Saturday, February 13, 2021

"Likes," by Sarah Shun-Lien Bynum

“Likes” (Farrar, Straus and Giroux, 2020), by Sarah Shun-Lien Bynum, is a collection of very different short stories. Most of them are contemporary and take place in California, but one is the mythic fairy tale “The Young Wife’s Tale.” The stories focus on families, friendships, longings, love and romance, successes and failures. This author captures readers’ attention with her vivid, carefully etched prose and her gift of creating highly original yet relatable characters. My personal favorite is “Many a Little Makes,” a long (over 40 pages) exploration of the friendship of three girls that begins in childhood and continues for more than two decades. As readers may remember, women’s friendships are one of my favorite topics, and this story is insightful, realistic, and engaging.
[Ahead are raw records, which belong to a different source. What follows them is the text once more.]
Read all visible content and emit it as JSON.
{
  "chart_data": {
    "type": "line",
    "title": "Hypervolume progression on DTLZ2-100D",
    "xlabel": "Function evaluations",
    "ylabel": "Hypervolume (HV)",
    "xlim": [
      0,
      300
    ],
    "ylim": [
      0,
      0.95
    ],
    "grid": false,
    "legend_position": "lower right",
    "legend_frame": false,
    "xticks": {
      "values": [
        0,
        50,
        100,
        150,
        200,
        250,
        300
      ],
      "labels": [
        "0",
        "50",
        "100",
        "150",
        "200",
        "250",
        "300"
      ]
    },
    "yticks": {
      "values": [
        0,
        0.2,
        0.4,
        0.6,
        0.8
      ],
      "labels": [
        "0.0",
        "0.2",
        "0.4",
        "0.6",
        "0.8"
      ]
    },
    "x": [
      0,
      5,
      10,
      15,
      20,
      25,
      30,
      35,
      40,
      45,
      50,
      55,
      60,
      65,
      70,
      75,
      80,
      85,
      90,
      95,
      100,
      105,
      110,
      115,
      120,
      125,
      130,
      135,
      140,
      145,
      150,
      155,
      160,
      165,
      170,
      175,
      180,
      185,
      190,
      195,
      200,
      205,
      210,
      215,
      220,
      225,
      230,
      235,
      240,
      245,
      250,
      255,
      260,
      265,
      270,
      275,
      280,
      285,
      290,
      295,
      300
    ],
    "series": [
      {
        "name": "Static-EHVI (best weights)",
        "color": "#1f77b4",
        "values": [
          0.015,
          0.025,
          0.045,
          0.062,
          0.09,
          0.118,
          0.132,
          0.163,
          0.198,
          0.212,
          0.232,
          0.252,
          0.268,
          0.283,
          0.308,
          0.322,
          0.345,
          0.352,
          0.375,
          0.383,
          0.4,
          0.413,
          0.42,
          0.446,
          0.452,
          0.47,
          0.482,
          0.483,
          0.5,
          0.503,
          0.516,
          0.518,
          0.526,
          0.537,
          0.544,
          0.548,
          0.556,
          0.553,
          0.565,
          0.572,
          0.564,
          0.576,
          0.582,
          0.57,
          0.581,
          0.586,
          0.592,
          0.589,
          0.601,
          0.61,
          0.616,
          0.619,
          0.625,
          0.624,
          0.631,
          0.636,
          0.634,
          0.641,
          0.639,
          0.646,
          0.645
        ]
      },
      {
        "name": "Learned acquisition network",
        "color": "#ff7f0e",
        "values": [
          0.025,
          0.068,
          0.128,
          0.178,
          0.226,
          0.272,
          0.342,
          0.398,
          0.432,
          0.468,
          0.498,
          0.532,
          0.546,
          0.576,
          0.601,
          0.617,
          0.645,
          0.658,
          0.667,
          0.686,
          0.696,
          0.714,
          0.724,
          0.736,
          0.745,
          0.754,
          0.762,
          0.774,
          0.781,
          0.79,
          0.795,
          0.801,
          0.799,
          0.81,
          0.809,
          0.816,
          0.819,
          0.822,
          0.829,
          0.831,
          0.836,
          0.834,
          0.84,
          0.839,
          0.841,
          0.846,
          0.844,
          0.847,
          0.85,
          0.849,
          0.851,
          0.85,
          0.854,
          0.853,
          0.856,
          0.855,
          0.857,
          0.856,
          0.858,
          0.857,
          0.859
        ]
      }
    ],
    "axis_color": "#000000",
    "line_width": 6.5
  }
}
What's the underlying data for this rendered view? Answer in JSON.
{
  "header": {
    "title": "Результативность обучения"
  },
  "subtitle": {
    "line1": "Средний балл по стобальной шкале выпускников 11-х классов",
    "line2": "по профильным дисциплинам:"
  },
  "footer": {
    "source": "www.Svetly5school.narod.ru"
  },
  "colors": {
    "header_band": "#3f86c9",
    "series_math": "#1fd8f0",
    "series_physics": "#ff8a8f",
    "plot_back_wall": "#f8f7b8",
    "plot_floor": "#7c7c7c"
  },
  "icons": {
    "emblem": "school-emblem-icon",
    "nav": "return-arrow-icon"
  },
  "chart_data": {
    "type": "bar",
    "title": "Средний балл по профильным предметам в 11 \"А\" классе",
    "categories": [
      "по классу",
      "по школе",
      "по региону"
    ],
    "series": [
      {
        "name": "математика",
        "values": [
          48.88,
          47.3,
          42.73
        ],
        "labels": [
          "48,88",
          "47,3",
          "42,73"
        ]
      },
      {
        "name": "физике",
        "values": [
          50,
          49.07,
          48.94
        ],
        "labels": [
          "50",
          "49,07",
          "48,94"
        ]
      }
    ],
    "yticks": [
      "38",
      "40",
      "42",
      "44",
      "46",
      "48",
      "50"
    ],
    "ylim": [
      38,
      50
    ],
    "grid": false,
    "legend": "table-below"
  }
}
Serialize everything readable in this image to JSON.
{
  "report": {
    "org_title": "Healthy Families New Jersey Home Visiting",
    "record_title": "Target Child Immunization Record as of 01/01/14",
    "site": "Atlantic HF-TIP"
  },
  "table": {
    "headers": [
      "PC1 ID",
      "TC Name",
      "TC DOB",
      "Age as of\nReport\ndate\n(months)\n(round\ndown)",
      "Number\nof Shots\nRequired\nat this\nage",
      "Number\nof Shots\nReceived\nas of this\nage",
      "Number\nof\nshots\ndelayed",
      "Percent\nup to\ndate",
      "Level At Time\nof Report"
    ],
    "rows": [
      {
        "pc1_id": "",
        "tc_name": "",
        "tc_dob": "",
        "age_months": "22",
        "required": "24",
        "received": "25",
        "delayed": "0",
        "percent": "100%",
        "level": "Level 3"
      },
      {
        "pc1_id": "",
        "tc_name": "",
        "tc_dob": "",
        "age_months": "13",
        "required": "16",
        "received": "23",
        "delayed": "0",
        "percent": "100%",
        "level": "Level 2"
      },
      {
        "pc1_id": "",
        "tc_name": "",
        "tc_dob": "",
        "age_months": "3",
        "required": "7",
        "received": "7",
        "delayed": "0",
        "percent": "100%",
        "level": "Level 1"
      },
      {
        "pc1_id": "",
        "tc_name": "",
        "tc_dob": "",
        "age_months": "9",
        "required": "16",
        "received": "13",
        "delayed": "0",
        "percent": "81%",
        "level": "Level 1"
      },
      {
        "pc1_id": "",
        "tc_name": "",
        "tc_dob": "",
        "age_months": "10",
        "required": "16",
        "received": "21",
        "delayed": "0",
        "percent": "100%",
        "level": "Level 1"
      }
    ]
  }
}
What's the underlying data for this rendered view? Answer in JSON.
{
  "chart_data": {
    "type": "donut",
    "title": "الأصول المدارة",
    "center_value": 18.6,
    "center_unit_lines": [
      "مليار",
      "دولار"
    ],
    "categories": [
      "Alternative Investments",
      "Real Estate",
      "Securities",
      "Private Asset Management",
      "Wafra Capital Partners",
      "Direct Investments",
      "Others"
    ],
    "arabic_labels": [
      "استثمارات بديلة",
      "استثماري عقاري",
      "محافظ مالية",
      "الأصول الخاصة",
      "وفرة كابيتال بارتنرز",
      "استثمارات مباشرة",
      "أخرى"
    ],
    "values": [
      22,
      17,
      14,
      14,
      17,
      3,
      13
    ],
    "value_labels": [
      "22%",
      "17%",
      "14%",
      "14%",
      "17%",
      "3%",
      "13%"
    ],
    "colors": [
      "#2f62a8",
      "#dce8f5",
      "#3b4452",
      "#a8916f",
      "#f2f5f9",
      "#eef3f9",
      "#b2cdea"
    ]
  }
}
Another of my favorite stories is the title story, “Likes,” as in “likes” that one’s posts on Instagram or Facebook or other such social media sites are accorded. This is a delicately told story of a barely teenage girl and her family, told by her father, who wants so much to understand and help her when she is sad, and when she doesn’t have many friends; yet he knows she will not appreciate it if he addresses these feelings head on. The story is full of love, and very touching. There is also an insightful and a bit heartbreaking story -- “Bedtime Story” -- about a marriage, one in which there have been problems, yet there is also so much love and history.